In 1999 he co-founded the Queer Youth Network. In the same year, he represented the United Kingdom at the 10th commemorative meeting of the UNCRC in Geneva, as a member of the youth-led children's rights organisation Article 12.

He writes a regular column in London's QX magazine , and has been a contributor to the Pink Paper and OutNorthWest. David has been outspoken in the media and petitioned the government on the issue of civil partnerships and has argued that they "create a two-tier system of inequality".

In June 2009 he attempted to perform a citizen's arrest on Salford MP Hazel Blears at a constituency party meeting in Swinton.

He was selected to contest the Salford and Eccles seat at the 2010 general election, beating presumptive nominee Merseyside TUC leader Alec McFadden by a majority vote after responding to Martin Bell's call for a "community champion" during a public meeting in Eccles. He stood for the Trade Unionist and Socialist Coalition (TUSC) and received 730 votes (1.8% share of the total votes) and Hazel Blears received 16,655 (40.1% of the overall share of the vote). Despite the distribution of votes, David's campaign generated notable media interest.
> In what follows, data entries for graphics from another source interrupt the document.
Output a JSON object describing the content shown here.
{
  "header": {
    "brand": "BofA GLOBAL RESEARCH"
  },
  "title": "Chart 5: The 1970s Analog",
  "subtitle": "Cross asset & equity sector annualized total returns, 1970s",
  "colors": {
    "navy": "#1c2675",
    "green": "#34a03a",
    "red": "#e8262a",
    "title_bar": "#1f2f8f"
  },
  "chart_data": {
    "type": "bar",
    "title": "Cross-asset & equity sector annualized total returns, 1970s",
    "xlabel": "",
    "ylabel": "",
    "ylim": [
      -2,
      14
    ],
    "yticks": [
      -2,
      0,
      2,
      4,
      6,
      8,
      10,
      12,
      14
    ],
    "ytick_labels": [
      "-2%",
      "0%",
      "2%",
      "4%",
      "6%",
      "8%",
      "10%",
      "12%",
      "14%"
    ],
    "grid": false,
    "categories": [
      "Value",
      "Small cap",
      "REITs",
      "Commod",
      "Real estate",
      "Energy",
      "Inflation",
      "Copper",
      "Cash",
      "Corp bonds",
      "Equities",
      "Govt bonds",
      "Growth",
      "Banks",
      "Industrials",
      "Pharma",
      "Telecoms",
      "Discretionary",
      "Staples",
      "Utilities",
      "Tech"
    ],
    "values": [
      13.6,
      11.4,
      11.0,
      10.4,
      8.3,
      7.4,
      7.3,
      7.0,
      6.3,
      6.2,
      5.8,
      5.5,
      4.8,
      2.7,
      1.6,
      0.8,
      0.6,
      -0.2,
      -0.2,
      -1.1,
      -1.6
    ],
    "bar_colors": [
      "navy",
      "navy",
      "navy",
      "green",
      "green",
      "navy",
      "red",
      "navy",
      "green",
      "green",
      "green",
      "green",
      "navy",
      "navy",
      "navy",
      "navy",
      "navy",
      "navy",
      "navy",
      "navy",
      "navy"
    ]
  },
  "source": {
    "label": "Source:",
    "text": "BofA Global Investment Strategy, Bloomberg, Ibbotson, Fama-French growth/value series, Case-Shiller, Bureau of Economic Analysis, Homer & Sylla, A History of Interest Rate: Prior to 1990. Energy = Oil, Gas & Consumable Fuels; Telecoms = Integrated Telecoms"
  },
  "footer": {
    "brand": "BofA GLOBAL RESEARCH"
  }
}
Comedian Mark Steel co-hosted a fundraising gig at the Dancehouse Theatre in support of Henry's election campaign. He was shadowed by a film crew and was the focus of the 30-minute documentary film The Candidate which premièred on Channel M. Described as an "intimate and amusing portrait". It has since been shown at a number of film festivals and has received acclaim after being nominated for the Royal Television Society Awards, Exposures 2001 and the Salford International Film Festival.

In 2022 he was announced as a Green Party candidate for the Salford and Eccles constituency at the 2024 general election.